DYES AND PIGMENTS, vol.207, 2022 (SCI-Expanded) identifier identifier

  • Publication Type: Article / Article
  • Volume: 207
  • Publication Date: 2022
  • Doi Number: 10.1016/j.dyepig.2022.110686
  • Journal Name: DYES AND PIGMENTS
  • Journal Indexes: Science Citation Index Expanded (SCI-EXPANDED), Scopus, Academic Search Premier, Aerospace Database, Chemical Abstracts Core, Chimica, Communication Abstracts, Compendex, INSPEC, Metadex, Civil Engineering Abstracts
  • Keywords: Dye sensitized solar cell, Phthalocyanine, Carboxylic acid, Spectroelectrochemistry, Electrochemistry, ZINC PHTHALOCYANINE, SUBSTITUENTS, COMPLEX, CO
  • Yıldız Technical University Affiliated: Yes


In this study, two novel silicon phthalocyanines (SiPc) having axial anchoring groups (3: SiPc carrying bis-dibutyl phenoxy acrylic acid and 5: SiPc carrying bis-dibutyl phenoxy carboxylic acid) are synthesized as the photosensitizers of dye sensitized solar cells (DSSCs).
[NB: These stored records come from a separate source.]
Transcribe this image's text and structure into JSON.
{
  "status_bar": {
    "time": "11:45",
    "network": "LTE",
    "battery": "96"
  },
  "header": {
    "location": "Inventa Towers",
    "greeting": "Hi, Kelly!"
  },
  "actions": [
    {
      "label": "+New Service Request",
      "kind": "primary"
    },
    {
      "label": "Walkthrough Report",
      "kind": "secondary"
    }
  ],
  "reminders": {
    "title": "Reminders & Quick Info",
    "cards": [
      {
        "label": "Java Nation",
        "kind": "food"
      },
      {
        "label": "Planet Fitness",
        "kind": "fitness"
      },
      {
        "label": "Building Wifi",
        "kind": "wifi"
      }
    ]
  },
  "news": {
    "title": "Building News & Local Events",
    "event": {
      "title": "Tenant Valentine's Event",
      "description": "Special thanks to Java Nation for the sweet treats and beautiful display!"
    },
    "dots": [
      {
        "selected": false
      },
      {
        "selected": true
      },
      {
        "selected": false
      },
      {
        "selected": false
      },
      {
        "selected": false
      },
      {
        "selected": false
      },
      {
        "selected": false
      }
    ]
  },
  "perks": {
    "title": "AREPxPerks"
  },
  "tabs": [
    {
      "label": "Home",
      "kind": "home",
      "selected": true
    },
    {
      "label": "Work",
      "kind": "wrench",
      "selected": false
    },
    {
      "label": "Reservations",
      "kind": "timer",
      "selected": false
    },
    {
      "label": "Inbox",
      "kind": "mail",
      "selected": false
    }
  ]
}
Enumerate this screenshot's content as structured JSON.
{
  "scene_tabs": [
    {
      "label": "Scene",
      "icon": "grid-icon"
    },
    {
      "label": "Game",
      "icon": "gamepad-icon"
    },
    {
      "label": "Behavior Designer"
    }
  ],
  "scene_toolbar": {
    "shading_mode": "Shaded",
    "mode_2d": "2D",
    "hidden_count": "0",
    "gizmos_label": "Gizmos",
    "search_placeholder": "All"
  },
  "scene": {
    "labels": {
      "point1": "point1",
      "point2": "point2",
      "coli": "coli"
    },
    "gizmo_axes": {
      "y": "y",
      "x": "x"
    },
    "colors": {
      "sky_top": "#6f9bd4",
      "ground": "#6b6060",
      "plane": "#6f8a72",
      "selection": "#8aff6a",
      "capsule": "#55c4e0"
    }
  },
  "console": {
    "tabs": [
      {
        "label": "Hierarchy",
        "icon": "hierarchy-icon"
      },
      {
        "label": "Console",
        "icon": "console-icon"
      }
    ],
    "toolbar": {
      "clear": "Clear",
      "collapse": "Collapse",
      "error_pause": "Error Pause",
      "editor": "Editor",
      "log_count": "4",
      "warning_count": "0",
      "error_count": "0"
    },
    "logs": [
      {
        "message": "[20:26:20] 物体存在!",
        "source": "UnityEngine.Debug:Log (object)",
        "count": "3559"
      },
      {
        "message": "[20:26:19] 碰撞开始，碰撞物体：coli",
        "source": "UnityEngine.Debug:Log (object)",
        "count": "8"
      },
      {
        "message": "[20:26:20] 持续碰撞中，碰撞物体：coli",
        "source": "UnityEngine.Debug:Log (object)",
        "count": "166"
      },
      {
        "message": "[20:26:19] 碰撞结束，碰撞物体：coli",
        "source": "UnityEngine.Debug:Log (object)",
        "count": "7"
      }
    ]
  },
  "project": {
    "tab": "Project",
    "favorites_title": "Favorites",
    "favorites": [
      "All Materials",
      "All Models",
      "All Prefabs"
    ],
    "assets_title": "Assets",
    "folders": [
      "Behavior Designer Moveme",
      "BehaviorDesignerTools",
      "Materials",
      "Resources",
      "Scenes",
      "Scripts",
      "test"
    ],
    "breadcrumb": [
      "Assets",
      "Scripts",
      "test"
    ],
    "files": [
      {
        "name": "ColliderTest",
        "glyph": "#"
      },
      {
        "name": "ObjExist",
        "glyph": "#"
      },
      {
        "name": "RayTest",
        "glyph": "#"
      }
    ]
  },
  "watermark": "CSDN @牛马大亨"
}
The obtained novel photosensitizers are elucidated by using 1H NMR, MALDI-TOF, FT-IR, UV-Vis spectroscopy, and elemental analysis. Moreover, the electrochemistry of SiPcs is investigated with voltametric and in-situ spectroelectrochemical analysis. Both SiPcs illustrate similar two reductions and one oxidation Pc based redox processes. In-situ spectroelectrochemical results support the Pc based characters of the voltametric responses. The chromaticity diagrams and optical responses of the anionic and cationic moieties are recorded with the in-situ spectroelectrochemistry to determine the viability of them for various photoelectrochemical usage. Finally, SiPcs are investigated as dyes in DSSCs in order to investigate the influence of bis-dibutyl phenoxy acrylic acid and bis-dibutyl phenoxy carboxylic acid anchoring groups to the photovoltaic performance of SiPcs. DSSCs sensitized with SiPc (3) and SiPc (5) illustrate good photovoltaic performance with 1.48 and 1.99 mA/cm2 short circuit current density, 0.751 and 0.657 V open circuit potential, 0.52 and 0.57 fill factor, and 0.57% and 0.75% power conversion efficiency respectively.